When Genes Speak: A Semantic-Guided Framework for Spatially Resolved Transcriptomics Data Clustering
Jiangkai Long, Yanran Zhu, Chang Tang, Kun Sun, Yuanyuan Liu, Xuesong Yan
TL;DR
SemST introduces a semantic-guided framework that couples LLM-derived gene semantics with graph-based spatial representations to improve clustering of spatial transcriptomics data. By building dual GCN views (spatial proximity and expression similarity) and applying the Fine-grained Semantic Modulation (FSM) that affine-modulates spatial features with spot-specific biological priors, SemST achieves state-of-the-art clustering across nine datasets. The approach is further strengthened by self-supervised ZINB reconstruction and auxiliary losses that preserve data structure while reducing cross-view redundancy. Importantly, the FSM module is plug-and-play, offering consistent gains when integrated into baseline models and highlighting the practical value of incorporating gene symbolism into spatial analyses. Overall, SemST advances biological interpretability and clustering performance by letting genes effectively “speak” within the tissue context.
Abstract
Spatial transcriptomics enables gene expression profiling with spatial context, offering unprecedented insights into the tissue microenvironment. However, most computational models treat genes as isolated numerical features, ignoring the rich biological semantics encoded in their symbols.

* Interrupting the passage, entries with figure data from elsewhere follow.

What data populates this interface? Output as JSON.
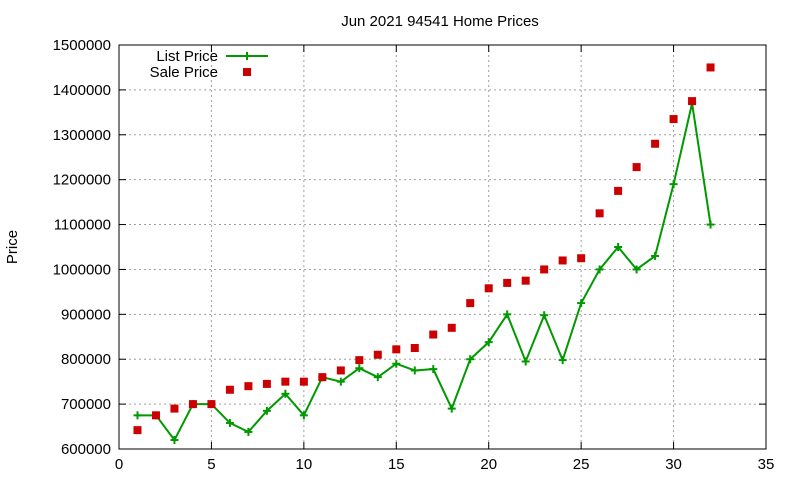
{
  "chart_data": {
    "type": "line",
    "title": "Jun 2021 94541 Home Prices",
    "xlabel": "",
    "ylabel": "Price",
    "xlim": [
      0,
      35
    ],
    "ylim": [
      600000,
      1500000
    ],
    "x_ticks": [
      0,
      5,
      10,
      15,
      20,
      25,
      30,
      35
    ],
    "y_ticks": [
      600000,
      700000,
      800000,
      900000,
      1000000,
      1100000,
      1200000,
      1300000,
      1400000,
      1500000
    ],
    "grid": true,
    "legend_position": "top-left",
    "series": [
      {
        "name": "List Price",
        "style": "line-with-plus-markers",
        "color": "#009900",
        "points": [
          [
            1,
            675000
          ],
          [
            2,
            675000
          ],
          [
            3,
            620000
          ],
          [
            4,
            700000
          ],
          [
            5,
            700000
          ],
          [
            6,
            658000
          ],
          [
            7,
            638000
          ],
          [
            8,
            685000
          ],
          [
            9,
            723000
          ],
          [
            10,
            675000
          ],
          [
            11,
            760000
          ],
          [
            12,
            750000
          ],
          [
            13,
            780000
          ],
          [
            14,
            760000
          ],
          [
            15,
            790000
          ],
          [
            16,
            775000
          ],
          [
            17,
            778000
          ],
          [
            18,
            690000
          ],
          [
            19,
            800000
          ],
          [
            20,
            838000
          ],
          [
            21,
            900000
          ],
          [
            22,
            795000
          ],
          [
            23,
            898000
          ],
          [
            24,
            798000
          ],
          [
            25,
            925000
          ],
          [
            26,
            1000000
          ],
          [
            27,
            1050000
          ],
          [
            28,
            1000000
          ],
          [
            29,
            1030000
          ],
          [
            30,
            1190000
          ],
          [
            31,
            1370000
          ],
          [
            32,
            1100000
          ]
        ]
      },
      {
        "name": "Sale Price",
        "style": "square-markers",
        "color": "#cc0000",
        "points": [
          [
            1,
            642000
          ],
          [
            2,
            675000
          ],
          [
            3,
            690000
          ],
          [
            4,
            700000
          ],
          [
            5,
            700000
          ],
          [
            6,
            732000
          ],
          [
            7,
            740000
          ],
          [
            8,
            745000
          ],
          [
            9,
            750000
          ],
          [
            10,
            750000
          ],
          [
            11,
            760000
          ],
          [
            12,
            775000
          ],
          [
            13,
            798000
          ],
          [
            14,
            810000
          ],
          [
            15,
            822000
          ],
          [
            16,
            825000
          ],
          [
            17,
            855000
          ],
          [
            18,
            870000
          ],
          [
            19,
            925000
          ],
          [
            20,
            958000
          ],
          [
            21,
            970000
          ],
          [
            22,
            975000
          ],
          [
            23,
            1000000
          ],
          [
            24,
            1020000
          ],
          [
            25,
            1025000
          ],
          [
            26,
            1125000
          ],
          [
            27,
            1175000
          ],
          [
            28,
            1228000
          ],
          [
            29,
            1280000
          ],
          [
            30,
            1335000
          ],
          [
            31,
            1375000
          ],
          [
            32,
            1450000
          ]
        ]
      }
    ]
  }
}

This prevents a truly deep understanding of critical biological characteristics. To overcome this limitation, we present SemST, a semantic-guided deep learning framework for spatial transcriptomics data clustering. SemST leverages Large Language Models (LLMs) to enable genes to "speak" through their symbolic meanings, transforming gene sets within each tissue spot into biologically informed embeddings. These embeddings are then fused with the spatial neighborhood relationships captured by Graph Neural Networks (GNNs), achieving a coherent integration of biological function and spatial structure. We further introduce the Fine-grained Semantic Modulation (FSM) module to optimally exploit these biological priors. The FSM module learns spot-specific affine transformations that empower the semantic embeddings to perform an element-wise calibration of the spatial features, thus dynamically injecting high-order biological knowledge into the spatial context. Extensive experiments on public spatial transcriptomics datasets show that SemST achieves state-of-the-art clustering performance. Crucially, the FSM module exhibits plug-and-play versatility, consistently improving the performance when integrated into other baseline methods.